Each record has a Exact indication of which is the previous version of which a record may have at most one basis. This can be done in the form of a note, that is, a reference to the previous record. Therefore, two records may be based on the same previous record.

Note that this allows you to build a change tree. Undo (or even redo), means merely changing the seat HEAD, be it done in the form of a flag, or a note. HEAD is an indication of which of all the records in the tree, is the current version.

Finally, we have to consider the working unit for the undo action. In versioning systems, it is possible undo changes smaller than the work unit, that would be a commit. However, that’s not something from extreme need and you could simply use work units underage, and allow undoing only in full, but not in part.

Deciding what resources I should implement

Store in full, or only diffs

Store in full: Storing everything in one piece makes everything simpler. It is not necessary to diff the records, which is a complex task. To retrieve a record at any point, no need to rebuild from the beginning, or from a previous snapshot.
Store diffs: Storing diffs can have advantages because diffs are more compact, and therefore require less storage space.

How to know which is the previous version

Note to the previous: I recommend a note for the record previous. I think this is how most programmers would expect that was done, and therefore it is the one that has the least entry barrier to other programmers.

Implementing a HEAD indicator

Braches: There are file versioning systems that have various development braches, ie various visions of what is the version current. This requires that there is something in the system that represents a Brach, and it is this object that will tell you what your HEAD.
No branches: This is the simplest. There are no multiple views of content. Only one branch with only one HEAD. Still it could exist a branch-specific record in the database that points to HEAD, this makes the system flexible and allows it to develop for other ways, or else use a flag in a field of one of the tree elements... what else of inflexible, I think it would be more complicated, mainly to ensure that there is only one record of the tree that has the flag on.

About the work unit

The working unit is each node of the tree. There are two ways to undo, one that allows you to undo minor changes than the working unit, and another which allows you to undo only entire working units.

Undo entire units: this is the easiest way to implement. Only requires the HEAD appointment to be changed.
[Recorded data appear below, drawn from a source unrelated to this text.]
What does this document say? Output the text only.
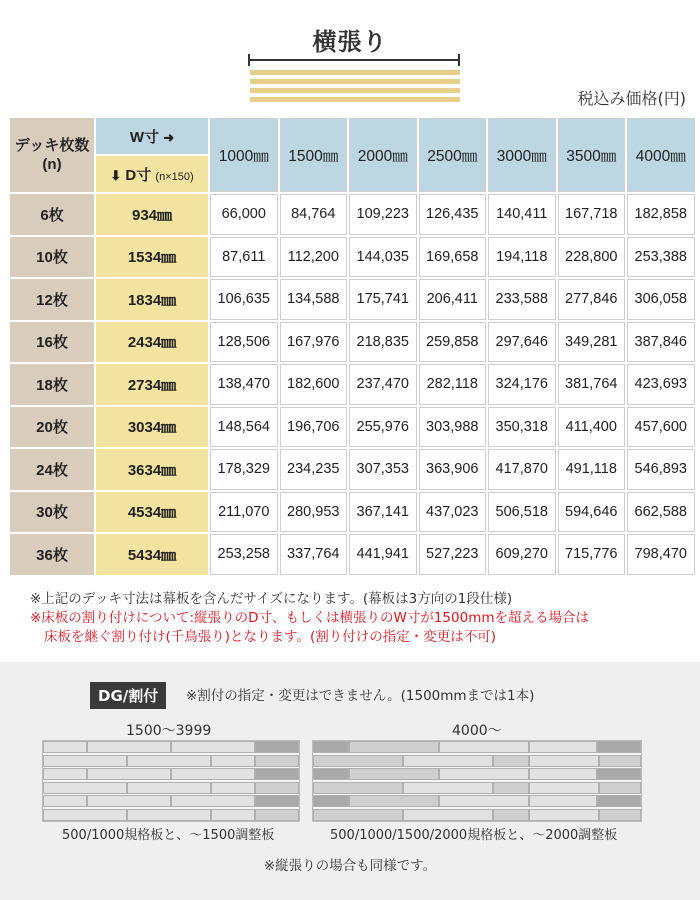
横張り
税込み価格(円)
デッキ枚数
(n)	W寸 ➜	1000㎜	1500㎜	2000㎜	2500㎜	3000㎜	3500㎜	4000㎜
	⬇ D寸 (n×150)							
6枚	934㎜	66,000	84,764	109,223	126,435	140,411	167,718	182,858
10枚	1534㎜	87,611	112,200	144,035	169,658	194,118	228,800	253,388
12枚	1834㎜	106,635	134,588	175,741	206,411	233,588	277,846	306,058
16枚	2434㎜	128,506	167,976	218,835	259,858	297,646	349,281	387,846
18枚	2734㎜	138,470	182,600	237,470	282,118	324,176	381,764	423,693
20枚	3034㎜	148,564	196,706	255,976	303,988	350,318	411,400	457,600
24枚	3634㎜	178,329	234,235	307,353	363,906	417,870	491,118	546,893
30枚	4534㎜	211,070	280,953	367,141	437,023	506,518	594,646	662,588
36枚	5434㎜	253,258	337,764	441,941	527,223	609,270	715,776	798,470
※上記のデッキ寸法は幕板を含んだサイズになります。(幕板は3方向の1段仕様)
※床板の割り付けについて:縦張りのD寸、もしくは横張りのW寸が1500mmを超える場合は
床板を継ぐ割り付け(千鳥張り)となります。(割り付けの指定・変更は不可)
DG/割付	※割付の指定・変更はできません。(1500mmまでは1本)
1500〜3999	4000〜
500/1000規格板と、〜1500調整板	500/1000/1500/2000規格板と、〜2000調整板
※縦張りの場合も同様です。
To allow actions Further granular grinding, smaller working units can be used. For example, if the system is composed of updated POSTS by multiple users, like Stackoverflow, the working unit can be an entire post, which is the if, or if it was necessary to undo only tags independent of the content, there could be two trees of amendments: one for content and the other for tags, ie two more granular undo systems.
Partially undo units: this way of undoing, can’t be called well so, because it requires a MERGE and therefore a new record of change. Using the previous example, where you want to undo content and tags a posting independently, if the work unit were the post, then to undo only tags up to a point past P0, a new posting object would have to be created P2, by copying the tags from the desired point P0, and indicating that the new post P2 is a MERGE between the previous P1 and the point P0:
```
Resumindo: P2 => P0 + P1 (MERGE)
```
That being said, you can see that such a system is much more difficult to implement.